I hope your daughter grows up sharing your passion because it’s fantastic to be able to find activities that are enjoyable as well as beneficial to your health that you can do as a family. Thank you for sharing your story. You look amazing.
I am as jealous of her six pack as any other mom or human being would be. Having said that, I worked out 6 weeks after my son was born (left him with dad) and 4 weeks after my daughter was born ( walking with a double stroller) and I work out daily pregnant with my third. It does wonders for your self esteem and ppd. I see nothing wrong with showing off your hard work. All those other sports activities she did? I am just jealous she got enough sleep at night to be able to accomplish those! She obviously has an amazing support system and I think we should be happy for her. I am too, however, hoping that the skiing was cross country. And poster: Your baby is a freakin doll!!!

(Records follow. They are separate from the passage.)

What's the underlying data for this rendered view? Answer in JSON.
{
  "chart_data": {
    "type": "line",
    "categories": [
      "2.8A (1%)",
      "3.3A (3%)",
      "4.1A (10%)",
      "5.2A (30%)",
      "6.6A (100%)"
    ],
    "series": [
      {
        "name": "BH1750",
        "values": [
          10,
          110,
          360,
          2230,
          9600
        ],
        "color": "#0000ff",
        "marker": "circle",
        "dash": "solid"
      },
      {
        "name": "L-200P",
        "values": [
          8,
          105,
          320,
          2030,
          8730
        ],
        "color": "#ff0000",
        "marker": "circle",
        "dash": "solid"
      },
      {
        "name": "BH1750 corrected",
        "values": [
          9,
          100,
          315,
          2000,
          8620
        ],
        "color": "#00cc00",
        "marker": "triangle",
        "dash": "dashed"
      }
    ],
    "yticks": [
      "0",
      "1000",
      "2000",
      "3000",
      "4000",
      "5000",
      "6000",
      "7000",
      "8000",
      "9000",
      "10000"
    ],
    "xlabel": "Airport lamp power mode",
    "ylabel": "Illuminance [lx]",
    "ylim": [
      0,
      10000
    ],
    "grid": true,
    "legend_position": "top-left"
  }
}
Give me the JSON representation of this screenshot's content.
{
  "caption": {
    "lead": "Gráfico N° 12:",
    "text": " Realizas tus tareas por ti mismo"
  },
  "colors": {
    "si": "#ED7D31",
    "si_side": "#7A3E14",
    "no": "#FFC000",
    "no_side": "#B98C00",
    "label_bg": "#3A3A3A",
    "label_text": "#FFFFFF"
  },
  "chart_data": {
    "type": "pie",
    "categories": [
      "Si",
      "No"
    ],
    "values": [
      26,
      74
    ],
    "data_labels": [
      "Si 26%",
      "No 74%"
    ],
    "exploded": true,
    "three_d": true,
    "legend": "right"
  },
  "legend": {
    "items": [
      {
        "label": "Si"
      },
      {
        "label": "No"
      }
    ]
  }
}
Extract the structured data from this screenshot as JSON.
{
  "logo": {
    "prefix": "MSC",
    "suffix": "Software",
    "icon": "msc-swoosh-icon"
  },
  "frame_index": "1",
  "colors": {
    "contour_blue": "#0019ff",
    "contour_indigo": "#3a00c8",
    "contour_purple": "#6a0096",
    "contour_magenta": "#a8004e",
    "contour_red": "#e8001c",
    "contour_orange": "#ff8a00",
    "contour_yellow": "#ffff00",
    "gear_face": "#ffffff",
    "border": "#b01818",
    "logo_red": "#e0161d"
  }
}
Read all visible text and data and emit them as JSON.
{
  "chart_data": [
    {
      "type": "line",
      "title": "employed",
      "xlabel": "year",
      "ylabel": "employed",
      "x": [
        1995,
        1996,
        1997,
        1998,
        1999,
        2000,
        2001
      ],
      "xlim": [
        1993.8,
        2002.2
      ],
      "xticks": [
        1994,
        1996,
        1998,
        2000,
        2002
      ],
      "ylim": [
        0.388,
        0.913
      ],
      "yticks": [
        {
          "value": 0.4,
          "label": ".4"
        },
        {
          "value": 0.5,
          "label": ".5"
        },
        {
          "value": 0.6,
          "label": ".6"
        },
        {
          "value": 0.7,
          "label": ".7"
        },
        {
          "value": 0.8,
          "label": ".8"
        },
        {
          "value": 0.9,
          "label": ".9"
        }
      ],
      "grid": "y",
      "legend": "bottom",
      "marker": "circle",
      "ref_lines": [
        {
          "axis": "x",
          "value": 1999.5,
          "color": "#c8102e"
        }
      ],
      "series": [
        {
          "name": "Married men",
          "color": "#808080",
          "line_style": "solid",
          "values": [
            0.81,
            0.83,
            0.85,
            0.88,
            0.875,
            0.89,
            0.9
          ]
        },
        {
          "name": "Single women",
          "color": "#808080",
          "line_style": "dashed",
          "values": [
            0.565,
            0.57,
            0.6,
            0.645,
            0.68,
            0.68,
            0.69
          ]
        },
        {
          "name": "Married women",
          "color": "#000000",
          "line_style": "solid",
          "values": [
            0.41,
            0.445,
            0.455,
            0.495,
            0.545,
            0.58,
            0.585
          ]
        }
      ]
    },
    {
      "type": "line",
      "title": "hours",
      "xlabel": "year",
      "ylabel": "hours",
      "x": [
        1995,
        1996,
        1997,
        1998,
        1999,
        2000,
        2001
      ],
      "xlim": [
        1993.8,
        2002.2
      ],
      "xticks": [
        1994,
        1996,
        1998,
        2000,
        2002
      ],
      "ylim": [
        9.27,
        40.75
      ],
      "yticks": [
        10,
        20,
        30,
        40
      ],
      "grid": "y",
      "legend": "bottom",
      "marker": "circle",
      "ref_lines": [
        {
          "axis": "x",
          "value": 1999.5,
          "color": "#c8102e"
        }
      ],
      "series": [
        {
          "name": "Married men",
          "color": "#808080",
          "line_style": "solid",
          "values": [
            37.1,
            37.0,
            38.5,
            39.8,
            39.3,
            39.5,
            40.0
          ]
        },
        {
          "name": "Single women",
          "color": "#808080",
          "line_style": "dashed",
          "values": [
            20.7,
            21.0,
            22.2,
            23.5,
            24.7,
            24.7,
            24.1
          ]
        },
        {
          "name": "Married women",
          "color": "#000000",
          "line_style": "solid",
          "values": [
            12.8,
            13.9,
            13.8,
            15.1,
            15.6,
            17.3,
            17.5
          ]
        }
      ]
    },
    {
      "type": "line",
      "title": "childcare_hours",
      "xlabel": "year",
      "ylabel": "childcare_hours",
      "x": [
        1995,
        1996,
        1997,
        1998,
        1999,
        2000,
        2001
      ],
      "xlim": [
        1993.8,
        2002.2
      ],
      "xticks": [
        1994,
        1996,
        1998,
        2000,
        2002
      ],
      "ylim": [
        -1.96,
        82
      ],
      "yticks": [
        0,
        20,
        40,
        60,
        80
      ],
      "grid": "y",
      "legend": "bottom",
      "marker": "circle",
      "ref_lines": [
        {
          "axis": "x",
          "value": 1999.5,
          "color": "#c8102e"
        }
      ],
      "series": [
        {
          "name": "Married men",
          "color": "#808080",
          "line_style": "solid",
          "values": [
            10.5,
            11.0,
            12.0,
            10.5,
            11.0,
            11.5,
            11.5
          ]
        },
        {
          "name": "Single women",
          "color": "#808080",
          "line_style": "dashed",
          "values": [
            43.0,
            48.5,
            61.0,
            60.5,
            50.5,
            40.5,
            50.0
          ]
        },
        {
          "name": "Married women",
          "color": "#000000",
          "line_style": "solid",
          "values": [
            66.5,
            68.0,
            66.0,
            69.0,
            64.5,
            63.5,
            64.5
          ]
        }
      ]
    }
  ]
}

woooo hoooo you look amazing, and just ingore the nasty comments, the mothers are just jelous.
Oh. My. Goodness. Amazing!
Rock those abs, mamacita! (love the matching sunglasses). I agree with Carolyne and Ashley– no one wants to rip on or critcize on this site a woman who gains 85 lbs during her pregnancy and is awash in stretch marks and saggy skin, but this is not the first post I’ve seen where someone in great shape gets accused of “gloating,” “showing off,” etc.
Women do come in all shapes and sizes– this poster did NOT get ths body by running to the gym right after birth: she was very active BEFORE and DURING her pregnancy too. She probably has good skin or her stretch marks aren’t visible. Frankly, this site should not be a pity party site– if I looked this great after going through pregnancy and labor, I’d want to share it with my maternal community too! That’s what this site is all about, sharing our tears and fears as well as our accomplishments.
For those who condemn her for trying to induce labor at 37 weeks… can you HONESTLY say you were never tempted to “induce” labor yourself by walking, eating pineapple, having sex marathons, etc? It sucks to have to ask for help to put your own socks on! I’ve never heard of skiing to induce, but I’m sure she never did anything without the approval of her doctor.
NOTE: I was a long-distance runner before pregnancy (and in recovery for an eating disorder), but was unable to continue running because of very bad pressure on my back (and obviously became far more committed to my recovery). I still walked for several miles every day until about 32 weeks when the near-constant Braxton Hicks made the experience miserable rather than relaxing. Athletes are mothers TOO.
It’s frustrating how our society has this notion that if a mother does not devote herself 110% to her child then she’s failing as a mother. That’s an unreal expectation. Every woman must continue to be a HUMAN BEING even after having a child. Your body looks great, and it’s unfortunate that others out there who are jealous of what you look like feel the need to try to tear you up. Congrats on being fit!